Born on March 26, 1929 in Burlington, Vermont, she was the daughter of Helene Clay Post and Archibald Thomson Post, a University of Vermont professor and athletic coach from 1929 to 1969. One week after earning her BA in English from the University of Vermont, she married Thomas Dexter Stevens of Hartford, Connecticut on June 12, 1951. Tom was a photographer with the Hartford Courant from 1946 to 1951 and the Providence Journal from 1951 to 1989. They were married 55 years. He passed away in 2006. "Dottie" was a woman small in size yet boundless in enthusiasm about her passions: children, books, cats, classical music, opera, Gilbert and Sullivan, public television and radio, sailing, tennis, crossword puzzles, the color blue, all things Vermont, and adopting various wayward friends of her children as her own.

In the midst of raising four children, including a developmentally disabled youngest son, she earned her master's degree in Library Science at the University of Rhode Island in 1970. She served as librarian at a succession of elementary schools, Lockwood Junior High, completing her career as co-head librarian at Tollgate High School. She and her husband Tom were long time members of the East Greenwich Yacht Club, East Greenwich United Methodist Church, the Academy Players, the International NonSuch Association and the National Triton Association.
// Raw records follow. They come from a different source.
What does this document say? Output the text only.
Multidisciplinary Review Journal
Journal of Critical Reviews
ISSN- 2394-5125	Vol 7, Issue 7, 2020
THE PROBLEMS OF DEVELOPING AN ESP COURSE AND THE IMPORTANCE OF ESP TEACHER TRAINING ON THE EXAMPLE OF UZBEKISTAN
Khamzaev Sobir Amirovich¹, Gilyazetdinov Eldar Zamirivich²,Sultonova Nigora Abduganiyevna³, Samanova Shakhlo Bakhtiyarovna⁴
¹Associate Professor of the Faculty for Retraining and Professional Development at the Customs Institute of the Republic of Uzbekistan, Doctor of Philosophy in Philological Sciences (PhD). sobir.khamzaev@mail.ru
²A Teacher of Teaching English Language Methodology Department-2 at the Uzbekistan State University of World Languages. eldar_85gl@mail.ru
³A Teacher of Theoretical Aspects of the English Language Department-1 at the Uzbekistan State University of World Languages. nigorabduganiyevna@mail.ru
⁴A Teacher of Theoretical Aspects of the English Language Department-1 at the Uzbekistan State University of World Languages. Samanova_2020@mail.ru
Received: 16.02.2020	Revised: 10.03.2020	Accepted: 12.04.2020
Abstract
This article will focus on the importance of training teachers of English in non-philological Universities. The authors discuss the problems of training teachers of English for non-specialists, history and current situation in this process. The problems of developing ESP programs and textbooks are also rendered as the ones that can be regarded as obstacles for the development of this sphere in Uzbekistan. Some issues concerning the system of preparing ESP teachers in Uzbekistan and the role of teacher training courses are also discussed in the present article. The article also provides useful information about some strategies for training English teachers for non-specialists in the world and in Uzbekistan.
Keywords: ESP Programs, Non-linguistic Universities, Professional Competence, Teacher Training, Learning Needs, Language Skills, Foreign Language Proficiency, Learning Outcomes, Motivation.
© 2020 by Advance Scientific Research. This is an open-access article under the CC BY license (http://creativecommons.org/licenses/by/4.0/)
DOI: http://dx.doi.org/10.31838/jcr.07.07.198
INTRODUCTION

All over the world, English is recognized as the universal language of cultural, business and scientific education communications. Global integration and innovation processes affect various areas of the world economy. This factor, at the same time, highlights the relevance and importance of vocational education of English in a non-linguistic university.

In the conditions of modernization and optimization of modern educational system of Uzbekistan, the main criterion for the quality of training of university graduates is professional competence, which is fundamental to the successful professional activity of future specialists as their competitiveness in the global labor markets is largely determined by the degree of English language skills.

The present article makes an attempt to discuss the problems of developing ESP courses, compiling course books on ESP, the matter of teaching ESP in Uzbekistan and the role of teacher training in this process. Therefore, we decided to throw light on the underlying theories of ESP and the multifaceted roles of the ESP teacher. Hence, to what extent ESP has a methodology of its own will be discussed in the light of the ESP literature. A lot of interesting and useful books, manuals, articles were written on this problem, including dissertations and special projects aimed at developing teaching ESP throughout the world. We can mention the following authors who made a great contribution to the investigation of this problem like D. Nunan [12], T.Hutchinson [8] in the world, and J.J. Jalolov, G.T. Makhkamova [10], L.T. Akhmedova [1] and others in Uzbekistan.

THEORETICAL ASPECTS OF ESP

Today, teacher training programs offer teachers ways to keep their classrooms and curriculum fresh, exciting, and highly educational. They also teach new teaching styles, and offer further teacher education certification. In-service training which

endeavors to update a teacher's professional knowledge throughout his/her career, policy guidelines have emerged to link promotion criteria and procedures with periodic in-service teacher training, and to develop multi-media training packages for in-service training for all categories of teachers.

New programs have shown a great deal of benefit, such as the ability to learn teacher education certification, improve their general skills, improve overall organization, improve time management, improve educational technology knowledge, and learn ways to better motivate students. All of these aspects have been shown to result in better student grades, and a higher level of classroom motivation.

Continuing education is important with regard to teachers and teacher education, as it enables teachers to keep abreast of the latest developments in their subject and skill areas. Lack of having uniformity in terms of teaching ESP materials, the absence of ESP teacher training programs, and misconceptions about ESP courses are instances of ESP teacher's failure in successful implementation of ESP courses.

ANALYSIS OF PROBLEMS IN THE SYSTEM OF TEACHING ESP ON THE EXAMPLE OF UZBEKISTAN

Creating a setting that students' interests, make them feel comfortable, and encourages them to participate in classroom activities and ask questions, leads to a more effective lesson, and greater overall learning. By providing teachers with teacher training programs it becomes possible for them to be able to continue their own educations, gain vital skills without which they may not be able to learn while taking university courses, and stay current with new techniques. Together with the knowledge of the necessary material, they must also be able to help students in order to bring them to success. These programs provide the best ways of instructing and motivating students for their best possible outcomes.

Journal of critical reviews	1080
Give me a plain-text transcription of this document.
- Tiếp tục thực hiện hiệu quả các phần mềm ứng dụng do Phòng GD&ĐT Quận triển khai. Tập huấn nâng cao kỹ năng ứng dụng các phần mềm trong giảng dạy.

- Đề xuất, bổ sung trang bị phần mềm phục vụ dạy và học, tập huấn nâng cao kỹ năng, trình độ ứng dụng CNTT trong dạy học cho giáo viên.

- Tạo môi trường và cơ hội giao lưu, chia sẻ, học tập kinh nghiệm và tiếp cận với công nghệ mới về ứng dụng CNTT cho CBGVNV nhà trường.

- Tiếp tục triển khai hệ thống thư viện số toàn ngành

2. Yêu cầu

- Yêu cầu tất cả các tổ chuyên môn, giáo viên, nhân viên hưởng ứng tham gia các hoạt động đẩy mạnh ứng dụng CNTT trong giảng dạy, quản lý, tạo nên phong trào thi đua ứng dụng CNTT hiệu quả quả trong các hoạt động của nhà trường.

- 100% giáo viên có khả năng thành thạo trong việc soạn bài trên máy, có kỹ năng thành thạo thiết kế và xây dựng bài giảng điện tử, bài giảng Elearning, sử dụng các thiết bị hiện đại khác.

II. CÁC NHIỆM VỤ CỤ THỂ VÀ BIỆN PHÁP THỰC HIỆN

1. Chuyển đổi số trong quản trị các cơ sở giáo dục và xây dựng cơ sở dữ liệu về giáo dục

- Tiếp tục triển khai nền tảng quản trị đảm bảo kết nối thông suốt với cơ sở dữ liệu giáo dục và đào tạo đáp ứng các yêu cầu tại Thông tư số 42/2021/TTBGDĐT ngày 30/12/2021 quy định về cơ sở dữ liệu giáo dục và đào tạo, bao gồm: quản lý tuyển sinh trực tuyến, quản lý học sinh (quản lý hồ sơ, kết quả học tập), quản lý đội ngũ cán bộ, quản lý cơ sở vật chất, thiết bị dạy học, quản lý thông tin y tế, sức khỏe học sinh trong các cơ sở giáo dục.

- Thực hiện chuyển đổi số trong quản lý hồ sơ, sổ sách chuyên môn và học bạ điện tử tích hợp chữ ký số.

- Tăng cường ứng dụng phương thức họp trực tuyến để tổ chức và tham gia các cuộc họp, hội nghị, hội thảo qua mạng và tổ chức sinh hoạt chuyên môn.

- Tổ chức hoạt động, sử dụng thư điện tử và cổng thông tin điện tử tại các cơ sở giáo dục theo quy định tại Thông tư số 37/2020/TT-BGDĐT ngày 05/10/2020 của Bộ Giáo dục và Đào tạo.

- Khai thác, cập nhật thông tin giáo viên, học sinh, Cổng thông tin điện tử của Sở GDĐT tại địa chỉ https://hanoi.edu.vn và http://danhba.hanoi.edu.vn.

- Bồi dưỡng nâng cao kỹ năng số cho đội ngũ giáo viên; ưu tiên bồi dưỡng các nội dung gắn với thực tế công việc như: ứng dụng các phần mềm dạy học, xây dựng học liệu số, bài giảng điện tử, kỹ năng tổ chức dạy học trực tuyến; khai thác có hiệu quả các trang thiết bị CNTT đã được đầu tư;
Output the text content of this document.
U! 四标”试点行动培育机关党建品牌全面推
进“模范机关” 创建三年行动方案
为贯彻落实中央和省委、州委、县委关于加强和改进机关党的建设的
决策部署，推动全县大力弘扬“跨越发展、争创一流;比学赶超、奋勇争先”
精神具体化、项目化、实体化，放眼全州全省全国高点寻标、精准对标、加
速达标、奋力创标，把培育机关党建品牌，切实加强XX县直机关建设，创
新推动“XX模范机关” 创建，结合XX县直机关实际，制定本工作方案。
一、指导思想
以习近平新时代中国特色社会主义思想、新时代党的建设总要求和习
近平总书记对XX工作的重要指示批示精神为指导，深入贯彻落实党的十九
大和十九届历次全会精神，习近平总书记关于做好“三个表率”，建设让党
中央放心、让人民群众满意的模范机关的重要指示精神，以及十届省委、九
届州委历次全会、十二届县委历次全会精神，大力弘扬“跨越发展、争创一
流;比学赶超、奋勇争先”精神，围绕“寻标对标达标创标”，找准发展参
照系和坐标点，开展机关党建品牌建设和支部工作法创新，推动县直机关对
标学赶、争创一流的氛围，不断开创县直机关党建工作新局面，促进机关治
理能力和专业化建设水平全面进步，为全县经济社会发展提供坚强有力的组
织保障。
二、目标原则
She will be missed by her three children and their families: Jonathan Stevens and his wife, Teresa of Cranston and their children Acadia and Samuel; a daughter Jill Stevens Moss and her husband, James of Scituate and their children Nathanael of Portland, Oregon and Bryan of Providence; and son Jeffrey and his wife, Kimberly of East Greenwich and their children Myles and Julia. Her son Jeremy died of muscular dystrophy in 1979. She also leaves a sister Jean Post Lamphear of Shelburne, VT.

A celebration of her life will take place at the Meeting House of the New England Wireless and Steam Museum, 1300 Frenchtown Road, East Greenwich, on Saturday, August 8, at 9 a.m.